Question

What is the surface area of the solid created by revolving `f(x) =ln(4-x) , x in [1,3]` around the x axis?

Answer 1

Surface area of the solid created by revolving `f(x)=ln(4-x)`, `x in[1,3]` is `2pi(2+3ln3)`

Explanation:

See the portion of the curve between `x=1` and `x=3`. Let us divide the interval `[1,3}` into say `n` equal sub-intervals each of of width `Deltax`, where `Deltax=(3-1)/n` and as `n->oo`, `Deltax->dx`.

graph{ln(4-x) [-0.99, 4.01, -0.52, 1.98]}

On each of these sub-intervals we can revolve the curve around `x`-axis to form a thin cylinder, whose widt is `dx` and radius is `r=f(x)`.

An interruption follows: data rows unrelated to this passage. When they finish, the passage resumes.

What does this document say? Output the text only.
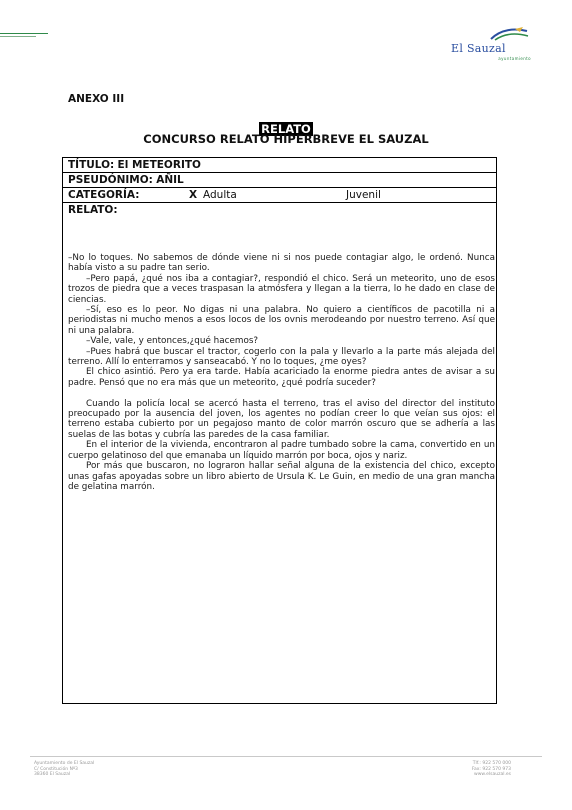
El Sauzal
ayuntamiento
ANEXO III
RELATO
CONCURSO RELATO HIPERBREVE EL SAUZAL
TÍTULO: El METEORITO
PSEUDÓNIMO: AÑIL
CATEGORÍA:	X Adulta	Juvenil
RELATO:

–No lo toques. No sabemos de dónde viene ni si nos puede contagiar algo, le ordenó. Nunca había visto a su padre tan serio.

–Pero papá, ¿qué nos iba a contagiar?, respondió el chico. Será un meteorito, uno de esos trozos de piedra que a veces traspasan la atmósfera y llegan a la tierra, lo he dado en clase de ciencias.

–Sí, eso es lo peor. No digas ni una palabra. No quiero a científicos de pacotilla ni a periodistas ni mucho menos a esos locos de los ovnis merodeando por nuestro terreno. Así que ni una palabra.

–Vale, vale, y entonces,¿qué hacemos?

–Pues habrá que buscar el tractor, cogerlo con la pala y llevarlo a la parte más alejada del terreno. Allí lo enterramos y sanseacabó. Y no lo toques, ¿me oyes?

El chico asintió. Pero ya era tarde. Había acariciado la enorme piedra antes de avisar a su padre. Pensó que no era más que un meteorito, ¿qué podría suceder?

Cuando la policía local se acercó hasta el terreno, tras el aviso del director del instituto preocupado por la ausencia del joven, los agentes no podían creer lo que veían sus ojos: el terreno estaba cubierto por un pegajoso manto de color marrón oscuro que se adhería a las suelas de las botas y cubría las paredes de la casa familiar.

En el interior de la vivienda, encontraron al padre tumbado sobre la cama, convertido en un cuerpo gelatinoso del que emanaba un líquido marrón por boca, ojos y nariz.

Por más que buscaron, no lograron hallar señal alguna de la existencia del chico, excepto unas gafas apoyadas sobre un libro abierto de Ursula K. Le Guin, en medio de una gran mancha de gelatina marrón.

Ayuntamiento de El Sauzal
C/ Constitución Nº3
38360 El Sauzal
Tlf.: 922 570 000
Fax: 922 570 973
www.elsauzal.es
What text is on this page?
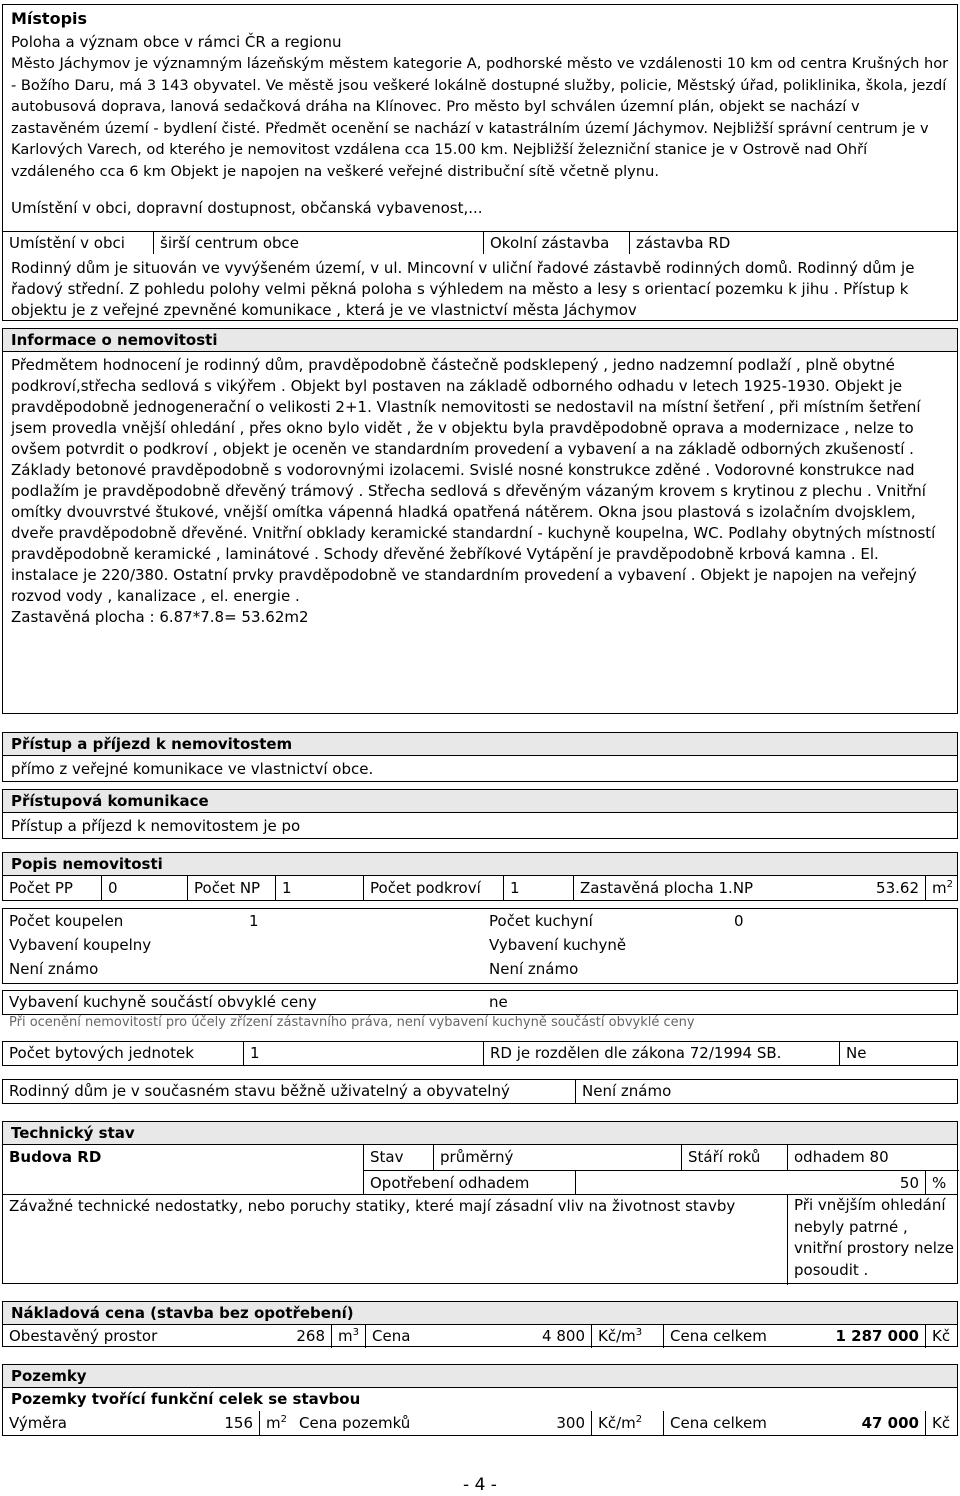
Místopis
Poloha a význam obce v rámci ČR a regionu

Město Jáchymov je významným lázeňským městem kategorie A, podhorské město ve vzdálenosti 10 km od centra Krušných hor - Božího Daru, má 3 143 obyvatel. Ve městě jsou veškeré lokálně dostupné služby, policie, Městský úřad, poliklinika, škola, jezdí autobusová doprava, lanová sedačková dráha na Klínovec. Pro město byl schválen územní plán, objekt se nachází v zastavěném území - bydlení čisté. Předmět ocenění se nachází v katastrálním území Jáchymov. Nejbližší správní centrum je v Karlových Varech, od kterého je nemovitost vzdálena cca 15.00 km. Nejbližší železniční stanice je v Ostrově nad Ohří vzdáleného cca 6 km Objekt je napojen na veškeré veřejné distribuční sítě včetně plynu.

Umístění v obci, dopravní dostupnost, občanská vybavenost,...
Umístění v obci	širší centrum obce	Okolní zástavba	zástavba RD

Rodinný dům je situován ve vyvýšeném území, v ul. Mincovní v uliční řadové zástavbě rodinných domů. Rodinný dům je řadový střední. Z pohledu polohy velmi pěkná poloha s výhledem na město a lesy s orientací pozemku k jihu . Přístup k objektu je z veřejné zpevněné komunikace , která je ve vlastnictví města Jáchymov

Informace o nemovitosti

Předmětem hodnocení je rodinný dům, pravděpodobně částečně podsklepený , jedno nadzemní podlaží , plně obytné podkroví,střecha sedlová s vikýřem . Objekt byl postaven na základě odborného odhadu v letech 1925-1930. Objekt je pravděpodobně jednogenerační o velikosti 2+1. Vlastník nemovitosti se nedostavil na místní šetření , při místním šetření jsem provedla vnější ohledání , přes okno bylo vidět , že v objektu byla pravděpodobně oprava a modernizace , nelze to ovšem potvrdit o podkroví , objekt je oceněn ve standardním provedení a vybavení a na základě odborných zkušeností .

Základy betonové pravděpodobně s vodorovnými izolacemi. Svislé nosné konstrukce zděné . Vodorovné konstrukce nad podlažím je pravděpodobně dřevěný trámový . Střecha sedlová s dřevěným vázaným krovem s krytinou z plechu . Vnitřní omítky dvouvrstvé štukové, vnější omítka vápenná hladká opatřená nátěrem. Okna jsou plastová s izolačním dvojsklem, dveře pravděpodobně dřevěné. Vnitřní obklady keramické standardní - kuchyně koupelna, WC. Podlahy obytných místností pravděpodobně keramické , laminátové . Schody dřevěné žebříkové Vytápění je pravděpodobně krbová kamna . El. instalace je 220/380. Ostatní prvky pravděpodobně ve standardním provedení a vybavení . Objekt je napojen na veřejný rozvod vody , kanalizace , el. energie .

Zastavěná plocha : 6.87*7.8= 53.62m2

Přístup a příjezd k nemovitostem
přímo z veřejné komunikace ve vlastnictví obce.
Přístupová komunikace
Přístup a příjezd k nemovitostem je po
Popis nemovitosti
Počet PP	0	Počet NP	1	Počet podkroví	1	Zastavěná plocha 1.NP	53.62 $m^2$
Počet koupelen	1	Počet kuchyní	0
Vybavení koupelny	Vybavení kuchyně
Není známo	Není známo
Vybavení kuchyně součástí obvyklé ceny	ne
Při ocenění nemovitostí pro účely zřízení zástavního práva, není vybavení kuchyně součástí obvyklé ceny
Počet bytových jednotek	1	RD je rozdělen dle zákona 72/1994 SB.	Ne
Rodinný dům je v současném stavu běžně uživatelný a obyvatelný	Není známo
Technický stav
Budova RD	Stav	průměrný	Stáří roků	odhadem 80
Opotřebení odhadem	50 %
Závažné technické nedostatky, nebo poruchy statiky, které mají zásadní vliv na životnost stavby	Při vnějším ohledání nebyly patrné , vnitřní prostory nelze posoudit .
Nákladová cena (stavba bez opotřebení)
Obestavěný prostor	268 $m^3$ Cena	4 800 $Kč/m^3$	Cena celkem	1 287 000 Kč
Pozemky
Pozemky tvořící funkční celek se stavbou
Výměra	156 $m^2$ Cena pozemků	300 $Kč/m^2$	Cena celkem	47 000 Kč
- 4 -
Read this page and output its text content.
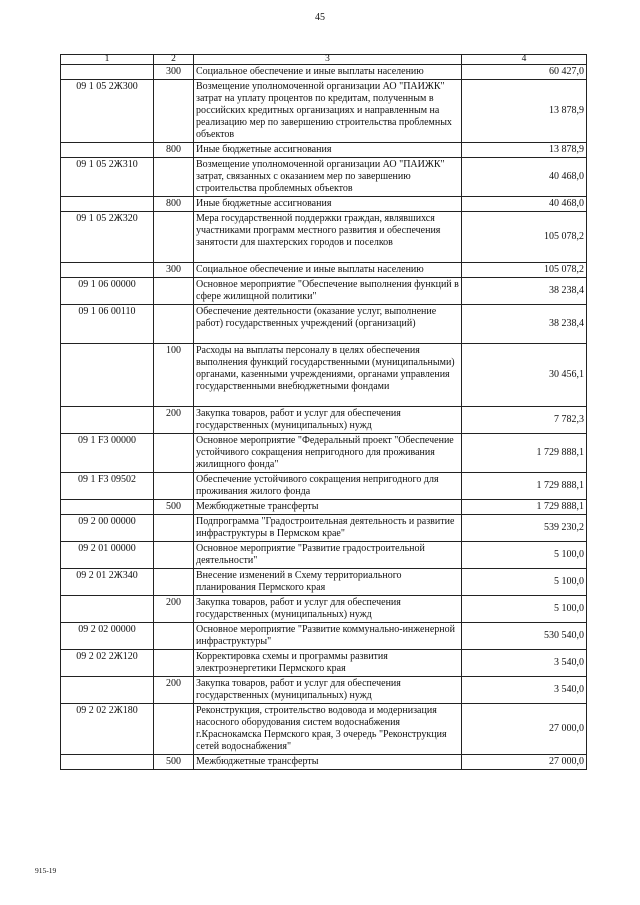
45
1	2	3	4
	300	Социальное обеспечение и иные выплаты населению	60 427,0
09 1 05 2Ж300		Возмещение уполномоченной организации АО "ПАИЖК" затрат на уплату процентов по кредитам, полученным в российских кредитных организациях и направленным на реализацию мер по завершению строительства проблемных объектов	13 878,9
	800	Иные бюджетные ассигнования	13 878,9
09 1 05 2Ж310		Возмещение уполномоченной организации АО "ПАИЖК" затрат, связанных с оказанием мер по завершению строительства проблемных объектов	40 468,0
	800	Иные бюджетные ассигнования	40 468,0
09 1 05 2Ж320		Мера государственной поддержки граждан, являвшихся участниками программ местного развития и обеспечения занятости для шахтерских городов и поселков	105 078,2
	300	Социальное обеспечение и иные выплаты населению	105 078,2
09 1 06 00000		Основное мероприятие "Обеспечение выполнения функций в сфере жилищной политики"	38 238,4
09 1 06 00110		Обеспечение деятельности (оказание услуг, выполнение работ) государственных учреждений (организаций)	38 238,4
	100	Расходы на выплаты персоналу в целях обеспечения выполнения функций государственными (муниципальными) органами, казенными учреждениями, органами управления государственными внебюджетными фондами	30 456,1
	200	Закупка товаров, работ и услуг для обеспечения государственных (муниципальных) нужд	7 782,3
09 1 F3 00000		Основное мероприятие "Федеральный проект "Обеспечение устойчивого сокращения непригодного для проживания жилищного фонда"	1 729 888,1
09 1 F3 09502		Обеспечение устойчивого сокращения непригодного для проживания жилого фонда	1 729 888,1
	500	Межбюджетные трансферты	1 729 888,1
09 2 00 00000		Подпрограмма "Градостроительная деятельность и развитие инфраструктуры в Пермском крае"	539 230,2
09 2 01 00000		Основное мероприятие "Развитие градостроительной деятельности"	5 100,0
09 2 01 2Ж340		Внесение изменений в Схему территориального планирования Пермского края	5 100,0
	200	Закупка товаров, работ и услуг для обеспечения государственных (муниципальных) нужд	5 100,0
09 2 02 00000		Основное мероприятие "Развитие коммунально-инженерной инфраструктуры"	530 540,0
09 2 02 2Ж120		Корректировка схемы и программы развития электроэнергетики Пермского края	3 540,0
	200	Закупка товаров, работ и услуг для обеспечения государственных (муниципальных) нужд	3 540,0
09 2 02 2Ж180		Реконструкция, строительство водовода и модернизация насосного оборудования систем водоснабжения г.Краснокамска Пермского края, 3 очередь "Реконструкция сетей водоснабжения"	27 000,0
	500	Межбюджетные трансферты	27 000,0
915-19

Then the surface area of this thin cylinder will be `2pirl`, where `l=dx` and `r=ln(4-x)` and adding them up will give surface area of the solid created by revolving the function `ln(4-x)` and in place of adding we can integrate it to get the surface area, which will be

`2piint_1^3ln(4-x)dx`

and as `intln(4-x)dx=-(4-x)ln(4-x)+x`

and `2piint_1^3ln(4-x)dx`

= `2pi[-(4-x)ln(4-x)+x]_1^3`

= `2pi[-ln1+3+3ln3-1]`

= `2pi(2+3ln3)`